若是用馬桶代替糞坑,確實是個好主意。


    第二天,尉遲槿就派出謝天、謝地,帶領一千多府衛,到附近的村縣,前去購買村民使用過的馬桶,而且撥給二謝的銀兩很多,希望他們,能夠購買到大量的馬桶。


    同時,尉遲槿勒令李存璋,前去儀州購買白礬;著令李克修負責率部打造雲梯、投石車、攻城擂等器械。


    半個月的時間,尉遲槿一直堅持帶人去罵陣,借此迷惑對方的注意力。


    七月十三,是個好日子。


    有風南吹,正是使用李克修計策的最佳時機。


    尉遲槿率領府衛,抬著雲梯、推著投石車、攻城擂,緩緩地逼近銅鞮城,做出了強攻城池的架勢。

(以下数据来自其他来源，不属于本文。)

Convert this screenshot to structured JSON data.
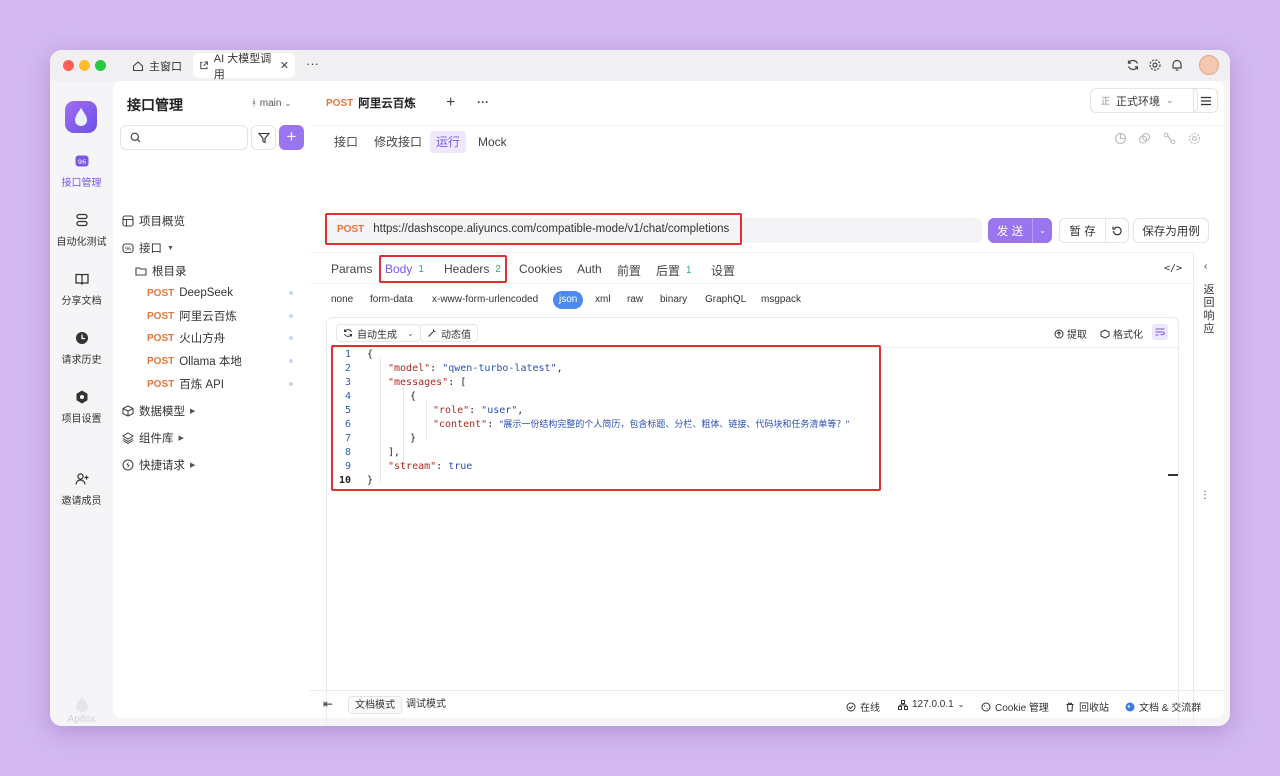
{
  "titlebar": {
    "home_tab": "主窗口",
    "active_tab": "AI 大模型调用",
    "more": "···"
  },
  "rail": {
    "items": [
      {
        "label": "接口管理",
        "icon": "api-icon"
      },
      {
        "label": "自动化测试",
        "icon": "automation-icon"
      },
      {
        "label": "分享文档",
        "icon": "book-icon"
      },
      {
        "label": "请求历史",
        "icon": "clock-icon"
      },
      {
        "label": "项目设置",
        "icon": "settings-icon"
      },
      {
        "label": "邀请成员",
        "icon": "add-user-icon"
      }
    ],
    "footer_brand": "Apifox"
  },
  "sidebar": {
    "title": "接口管理",
    "branch": "main",
    "tree": {
      "overview": "项目概览",
      "api": "接口",
      "root": "根目录",
      "endpoints": [
        {
          "method": "POST",
          "name": "DeepSeek"
        },
        {
          "method": "POST",
          "name": "阿里云百炼"
        },
        {
          "method": "POST",
          "name": "火山方舟"
        },
        {
          "method": "POST",
          "name": "Ollama 本地"
        },
        {
          "method": "POST",
          "name": "百炼 API"
        }
      ],
      "data_model": "数据模型",
      "components": "组件库",
      "quick_request": "快捷请求"
    }
  },
  "main": {
    "request_tab": {
      "method": "POST",
      "name": "阿里云百炼"
    },
    "environment": {
      "badge": "正",
      "label": "正式环境"
    },
    "subtabs": [
      "接口",
      "修改接口",
      "运行",
      "Mock"
    ],
    "active_subtab": "运行",
    "url": {
      "method": "POST",
      "value": "https://dashscope.aliyuncs.com/compatible-mode/v1/chat/completions"
    },
    "send_label": "发 送",
    "save_temp_label": "暂 存",
    "save_case_label": "保存为用例",
    "param_tabs": [
      {
        "label": "Params",
        "count": ""
      },
      {
        "label": "Body",
        "count": "1"
      },
      {
        "label": "Headers",
        "count": "2"
      },
      {
        "label": "Cookies",
        "count": ""
      },
      {
        "label": "Auth",
        "count": ""
      },
      {
        "label": "前置",
        "count": ""
      },
      {
        "label": "后置",
        "count": "1"
      },
      {
        "label": "设置",
        "count": ""
      }
    ],
    "body_types": [
      "none",
      "form-data",
      "x-www-form-urlencoded",
      "json",
      "xml",
      "raw",
      "binary",
      "GraphQL",
      "msgpack"
    ],
    "active_body_type": "json",
    "editor_toolbar": {
      "auto_generate": "自动生成",
      "dynamic_value": "动态值",
      "extract": "提取",
      "format": "格式化"
    },
    "code_lines": [
      {
        "n": "1",
        "text": "{"
      },
      {
        "n": "2",
        "key": "\"model\"",
        "value": "\"qwen-turbo-latest\"",
        "tail": ","
      },
      {
        "n": "3",
        "key": "\"messages\"",
        "tail": ": ["
      },
      {
        "n": "4",
        "text": "{"
      },
      {
        "n": "5",
        "key": "\"role\"",
        "value": "\"user\"",
        "tail": ","
      },
      {
        "n": "6",
        "key": "\"content\"",
        "value": "\"展示一份结构完整的个人简历，包含标题、分栏、粗体、链接、代码块和任务清单等？\"",
        "tail": ""
      },
      {
        "n": "7",
        "text": "}"
      },
      {
        "n": "8",
        "text": "],"
      },
      {
        "n": "9",
        "key": "\"stream\"",
        "value": "true",
        "tail": ""
      },
      {
        "n": "10",
        "text": "}"
      }
    ],
    "right_panel_label": "返回响应"
  },
  "footer": {
    "doc_mode": "文档模式",
    "debug_mode": "调试模式",
    "online": "在线",
    "ip": "127.0.0.1",
    "cookie": "Cookie 管理",
    "recycle": "回收站",
    "docs": "文档 & 交流群"
  },
  "colors": {
    "accent": "#9b74ef",
    "method_post": "#e8743b",
    "highlight_box": "#e03131",
    "json_active": "#4d8af0"
  }
}
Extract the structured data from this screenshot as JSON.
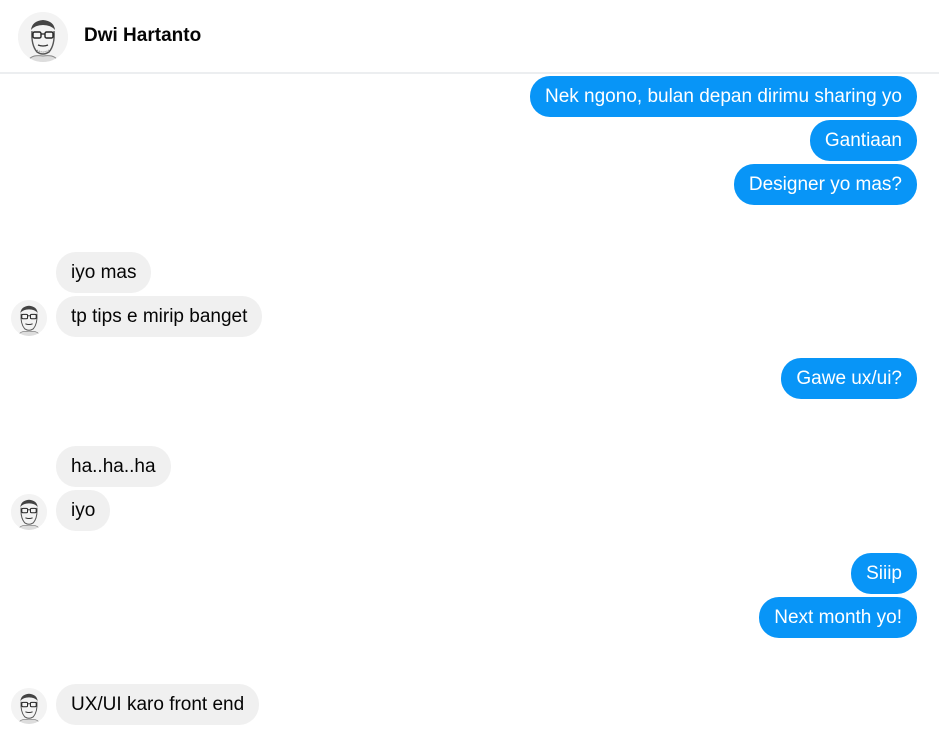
{
  "contact": {
    "name": "Dwi Hartanto"
  },
  "messages": [
    {
      "text": "Nek ngono, bulan depan dirimu sharing yo",
      "direction": "outgoing"
    },
    {
      "text": "Gantiaan",
      "direction": "outgoing"
    },
    {
      "text": "Designer yo mas?",
      "direction": "outgoing"
    },
    {
      "text": "iyo mas",
      "direction": "incoming"
    },
    {
      "text": "tp tips e mirip banget",
      "direction": "incoming"
    },
    {
      "text": "Gawe ux/ui?",
      "direction": "outgoing"
    },
    {
      "text": "ha..ha..ha",
      "direction": "incoming"
    },
    {
      "text": "iyo",
      "direction": "incoming"
    },
    {
      "text": "Siiip",
      "direction": "outgoing"
    },
    {
      "text": "Next month yo!",
      "direction": "outgoing"
    },
    {
      "text": "UX/UI karo front end",
      "direction": "incoming"
    }
  ],
  "colors": {
    "outgoing_bubble": "#0895f7",
    "incoming_bubble": "#f0f0f0",
    "outgoing_text": "#ffffff",
    "incoming_text": "#050505"
  }
}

    剛一抵達銅鞮城下,尉遲槿就下令李存璋、李均帶領三千府衛,佯攻東城;賀公雅、安金俊率領三千府衛,佯攻西城。


    無一例外,這些府衛全都抬著雲梯、推著投石車、攻城擂等攻城器械,另外,還帶上數以千計的馬桶。


    銅鞮城上,張言、彭攢早已做出了應對,三麵城牆全都站滿了昭義衛士,甚至城下還有預備、替補的府衛,在安靜等待,對於沙陀人,他們可不敢輕忽大意,幾乎傾巢而出。


    野戰的話,他們是沒有信心打敗沙陀人的,可若是守城的話,他們近乎兩、三倍與敵的兵力,沙陀人這點大軍,竟想強攻堅城,在他們看來,這簡直就是個笑話。


    他們有這個自信,不是沒有道理的,冷兵器時代,任何一次常規的攻城戰,傷亡比率至少也能達到三比一的戰損比例,也就是說,攻城的一方起碼要用三個士卒的生命,才能換掉一個守城士卒的生命。


    一切就緒後,尉遲槿打馬奔出本陣,來到銅鞮城下,大聲道:“張言、彭攢,本將軍現在給你們一個機會,獻城投降,否則一旦城破之際,就休怪本將無情了。”


    隻是她的話音未落,城牆上就響起張言猖狂的大笑聲:“哈哈哈,姓韓的小子,你在說笑嗎?你以為我們不知道嗎,你才多少兵力,竟敢狂言攻下城池,也不怕風大閃了舌頭。”


    “不怕實話告訴你,在這銅鞮城中,我昭義軍有將近三萬的府衛,你這點人,就想攻下堅城,真是老壽星上吊找死,要打就打,廢話就不必多說了。”張言毫不客氣地迴應道。


    “好,希望你們等下,可不要後悔。”尉遲槿寒著俏臉,即刻打馬奔迴本陣,既然有人不信邪,那就讓他吃點苦頭吧。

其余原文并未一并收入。